Pada waktu itu ketika seorang pejabat tinggi dari Golkar seperti Mohammad Said ini mengatakan “meminta” itu sama saja dengan “memerintah.” Dahlan yang sebetulnya tidak suka dunia politik pun sempat mengelak dengan alasan bahwa dia tidak punya kartu pemilih (sebagai salah satu syarat untuk dipilih menjadi anggota MPR). Lagi pula waktu itu waktunya sudah tidak memungkinkan, karena batas waktu pendaftaran telah lewat, bahkan daftar pemilih telah diumumkan.
Tapi itu bukan sesuatu alasan atau keadaan yang bisa menghalangi kehendak Mohammad Said supaya Dahlan Iskan mau menjadi anggota MPR dari Golkar. Semua itu bisa diatasi. Semua itu bisa diatur. Tidak ada orang yang berani membantah apalagi melawan seorang pejabat tinggi Golkar seperti Mohammad Said di era Orde Baru itu.
Tidak lama kemudian secara “ajaib” Dahlan sudah punya kartu pemilih.

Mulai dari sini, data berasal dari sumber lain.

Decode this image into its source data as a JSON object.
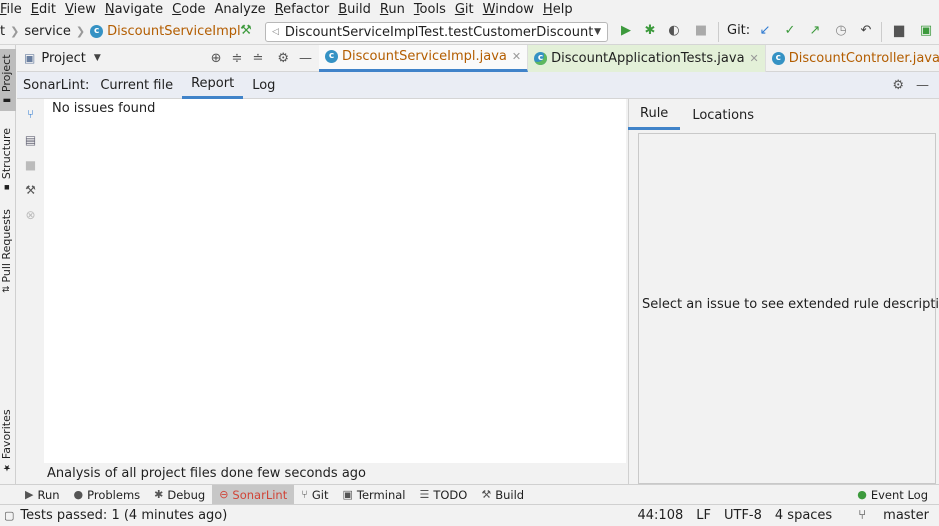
{
  "menu": [
    {
      "label": "File",
      "u": "F",
      "rest": "ile"
    },
    {
      "label": "Edit",
      "u": "E",
      "rest": "dit"
    },
    {
      "label": "View",
      "u": "V",
      "rest": "iew"
    },
    {
      "label": "Navigate",
      "u": "N",
      "rest": "avigate"
    },
    {
      "label": "Code",
      "u": "C",
      "rest": "ode"
    },
    {
      "label": "Analyze",
      "u": "",
      "rest": "Analyze"
    },
    {
      "label": "Refactor",
      "u": "R",
      "rest": "efactor"
    },
    {
      "label": "Build",
      "u": "B",
      "rest": "uild"
    },
    {
      "label": "Run",
      "u": "R",
      "rest": "un"
    },
    {
      "label": "Tools",
      "u": "T",
      "rest": "ools"
    },
    {
      "label": "Git",
      "u": "G",
      "rest": "it"
    },
    {
      "label": "Window",
      "u": "W",
      "rest": "indow"
    },
    {
      "label": "Help",
      "u": "H",
      "rest": "elp"
    }
  ],
  "breadcrumb": {
    "prev": "t",
    "folder": "service",
    "file": "DiscountServiceImpl"
  },
  "run_config": "DiscountServiceImplTest.testCustomerDiscount",
  "git_label": "Git:",
  "left_strip": {
    "project": "Project",
    "structure": "Structure",
    "pull_requests": "Pull Requests",
    "favorites": "Favorites"
  },
  "project_panel": {
    "title": "Project"
  },
  "editor_tabs": [
    {
      "label": "DiscountServiceImpl.java",
      "state": "active"
    },
    {
      "label": "DiscountApplicationTests.java",
      "state": "test"
    },
    {
      "label": "DiscountController.java",
      "state": "normal"
    }
  ],
  "sonarlint": {
    "label": "SonarLint:",
    "tabs": [
      "Current file",
      "Report",
      "Log"
    ],
    "active_tab": "Report",
    "result": "No issues found",
    "status_message": "Analysis of all project files done few seconds ago",
    "rule_tabs": [
      "Rule",
      "Locations"
    ],
    "rule_placeholder": "Select an issue to see extended rule description"
  },
  "bottom_tools": [
    {
      "label": "Run",
      "icon": "run-icon"
    },
    {
      "label": "Problems",
      "icon": "problems-icon"
    },
    {
      "label": "Debug",
      "icon": "debug-icon"
    },
    {
      "label": "SonarLint",
      "icon": "sonarlint-icon"
    },
    {
      "label": "Git",
      "icon": "git-icon"
    },
    {
      "label": "Terminal",
      "icon": "terminal-icon"
    },
    {
      "label": "TODO",
      "icon": "todo-icon"
    },
    {
      "label": "Build",
      "icon": "build-icon"
    }
  ],
  "event_log": "Event Log",
  "status": {
    "message": "Tests passed: 1 (4 minutes ago)",
    "position": "44:108",
    "line_sep": "LF",
    "encoding": "UTF-8",
    "indent": "4 spaces",
    "branch": "master"
  },
  "colors": {
    "accent": "#4083c9",
    "run_green": "#3d9a3d",
    "sonar_red": "#d04437",
    "file_orange": "#b35d00"
  }
}
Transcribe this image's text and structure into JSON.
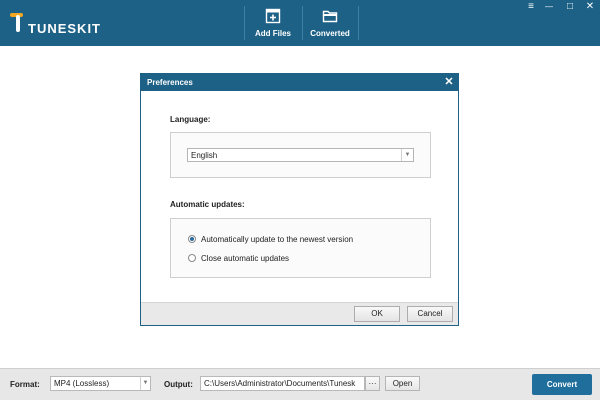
{
  "app": {
    "brand": "TUNESKIT",
    "colors": {
      "titlebar": "#1d6186",
      "accent": "#1f6e9c"
    }
  },
  "toolbar": {
    "add_files": {
      "label": "Add Files",
      "icon": "add-file-icon"
    },
    "converted": {
      "label": "Converted",
      "icon": "folder-icon"
    }
  },
  "window_controls": {
    "menu": "≡",
    "minimize": "—",
    "maximize": "□",
    "close": "✕"
  },
  "dialog": {
    "title": "Preferences",
    "close": "✕",
    "language": {
      "label": "Language:",
      "selected": "English"
    },
    "updates": {
      "label": "Automatic updates:",
      "options": [
        {
          "label": "Automatically update to the newest version",
          "checked": true
        },
        {
          "label": "Close automatic updates",
          "checked": false
        }
      ]
    },
    "ok_label": "OK",
    "cancel_label": "Cancel"
  },
  "bottombar": {
    "format_label": "Format:",
    "format_value": "MP4 (Lossless)",
    "output_label": "Output:",
    "output_value": "C:\\Users\\Administrator\\Documents\\Tunesk",
    "browse_label": "···",
    "open_label": "Open",
    "convert_label": "Convert"
  }
}
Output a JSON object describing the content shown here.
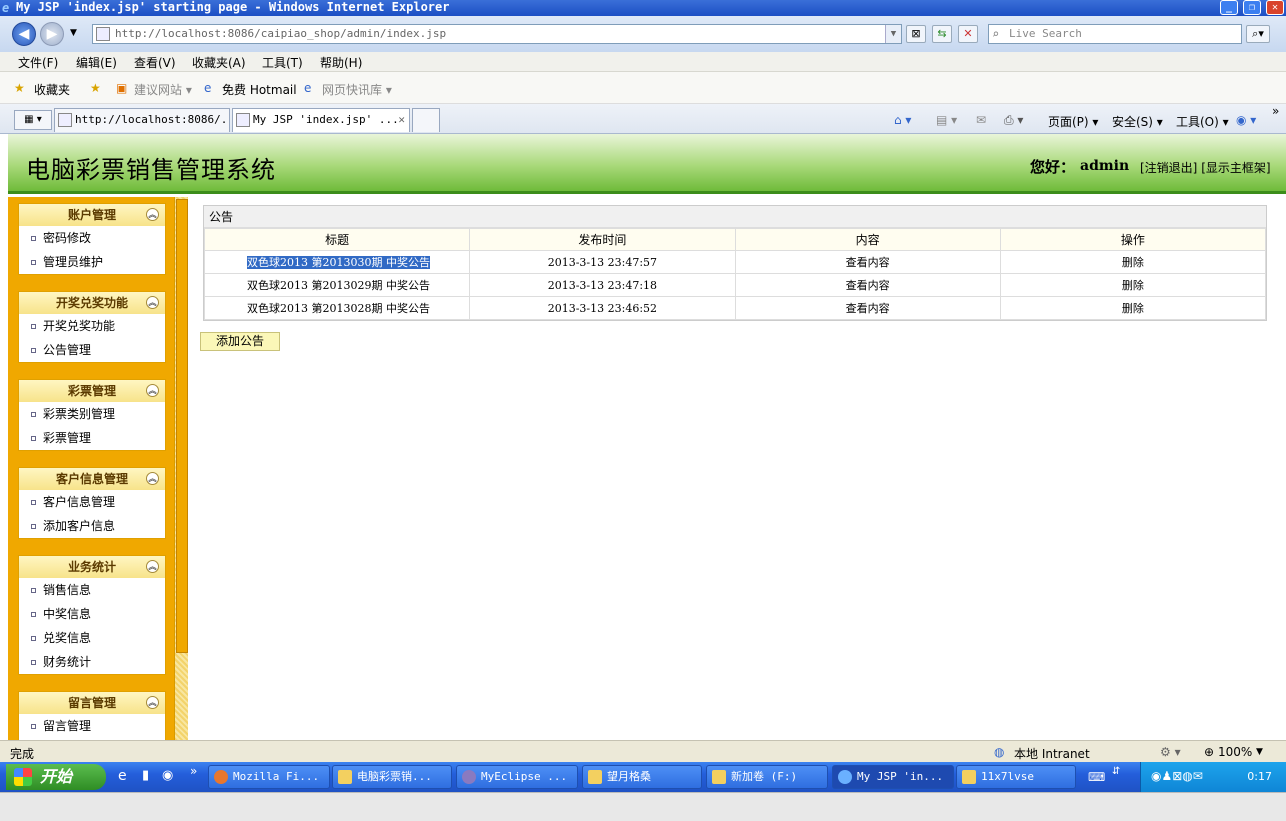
{
  "window": {
    "title": "My JSP 'index.jsp' starting page - Windows Internet Explorer"
  },
  "address": {
    "url": "http://localhost:8086/caipiao_shop/admin/index.jsp",
    "search_placeholder": "Live Search"
  },
  "menu": [
    "文件(F)",
    "编辑(E)",
    "查看(V)",
    "收藏夹(A)",
    "工具(T)",
    "帮助(H)"
  ],
  "favorites": {
    "label": "收藏夹",
    "items": [
      "建议网站 ▾",
      "免费 Hotmail",
      "网页快讯库 ▾"
    ]
  },
  "tabs": [
    {
      "label": "http://localhost:8086/..."
    },
    {
      "label": "My JSP 'index.jsp' ..."
    }
  ],
  "commands": {
    "page": "页面(P) ▾",
    "safety": "安全(S) ▾",
    "tools": "工具(O) ▾"
  },
  "page": {
    "system_title": "电脑彩票销售管理系统",
    "greeting": "您好：",
    "username": "admin",
    "logout": "[注销退出]",
    "show_frame": "[显示主框架]"
  },
  "sidebar": [
    {
      "title": "账户管理",
      "items": [
        "密码修改",
        "管理员维护"
      ]
    },
    {
      "title": "开奖兑奖功能",
      "items": [
        "开奖兑奖功能",
        "公告管理"
      ]
    },
    {
      "title": "彩票管理",
      "items": [
        "彩票类别管理",
        "彩票管理"
      ]
    },
    {
      "title": "客户信息管理",
      "items": [
        "客户信息管理",
        "添加客户信息"
      ]
    },
    {
      "title": "业务统计",
      "items": [
        "销售信息",
        "中奖信息",
        "兑奖信息",
        "财务统计"
      ]
    },
    {
      "title": "留言管理",
      "items": [
        "留言管理"
      ]
    }
  ],
  "notice": {
    "header": "公告",
    "columns": [
      "标题",
      "发布时间",
      "内容",
      "操作"
    ],
    "rows": [
      {
        "title": "双色球2013 第2013030期 中奖公告",
        "time": "2013-3-13 23:47:57",
        "content": "查看内容",
        "action": "删除"
      },
      {
        "title": "双色球2013 第2013029期 中奖公告",
        "time": "2013-3-13 23:47:18",
        "content": "查看内容",
        "action": "删除"
      },
      {
        "title": "双色球2013 第2013028期 中奖公告",
        "time": "2013-3-13 23:46:52",
        "content": "查看内容",
        "action": "删除"
      }
    ],
    "add_button": "添加公告"
  },
  "status": {
    "text": "完成",
    "zone": "本地 Intranet",
    "zoom": "100%"
  },
  "taskbar": {
    "start": "开始",
    "items": [
      "Mozilla Fi...",
      "电脑彩票销...",
      "MyEclipse ...",
      "望月格桑",
      "新加卷 (F:)",
      "My JSP 'in...",
      "11x7lvse"
    ],
    "clock": "0:17"
  }
}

Muncul formulir pemilih atasnamanya yang menyatakan bahwa dia terdaftar sebagai pemilih di Bangkalan, Madura, yang pindah ke Surabaya. “Rupanya,” kata Dahlan, “Sejak dulu Bangkalan sudah menjadi sumber kecurangan Pemilu”.
Ketika Dahlan masih saja tetap enggan, karena merasa sangat sungkan dengan kader-kader Golkar lainnya yang mungkin sudah lama punya ambisi menjadi anggota MPR, kok dia tiba-tiba “nyelonong”, Mohammad Said membesarkan hatinya dengan mengatakan, “Ini bukan Dik Dahlan yang minta pada Golkar, tapi Golkar yang minta ke Dik Dahlan.” Perkataan itu diucapkan di depan para kader Golkar, membuat Dahlan merasa lega. Maka, jadilah Dahlan Iskan anggota MPR dari Golongan Karya.
Dahlan Iskan mengakui bahwa seperti anggota MPR lainnya, selama menjadi anggota MPR dia sebetulnya tidak bekerja sama sekali. Hanya asal datang duduk menghadiri sidang-sidang, karena toh semua keputusan akhir berada justru di luar gedung MPR, di Cendana.
Benarlah anekdot sindiran terkenal di kala itu, bahwa anggota MPR dan DPR itu hanyalah orang-orang yang punya “5D”. Yakni Datang, Duduk, Diam, Dengar, Duit. Meskipun untuk Dahlan Iskan, saya yakin bukan begitu maunya.
Pada waktu ada sidang di gedung MPR, Dahlan sering duduk di bagian belakang, bersama anggota MPR lainnya yang juga Menteri Pendidikan dan Kebudayaan Fuad Hassan. Mereka hanya ngobrol-ngobrol dan guyon-guyonan. Fuad Hassan sering membuat kartun-kartun yang sangat lucu untuk kemudian diedarkan dari meja ke meja di belakang.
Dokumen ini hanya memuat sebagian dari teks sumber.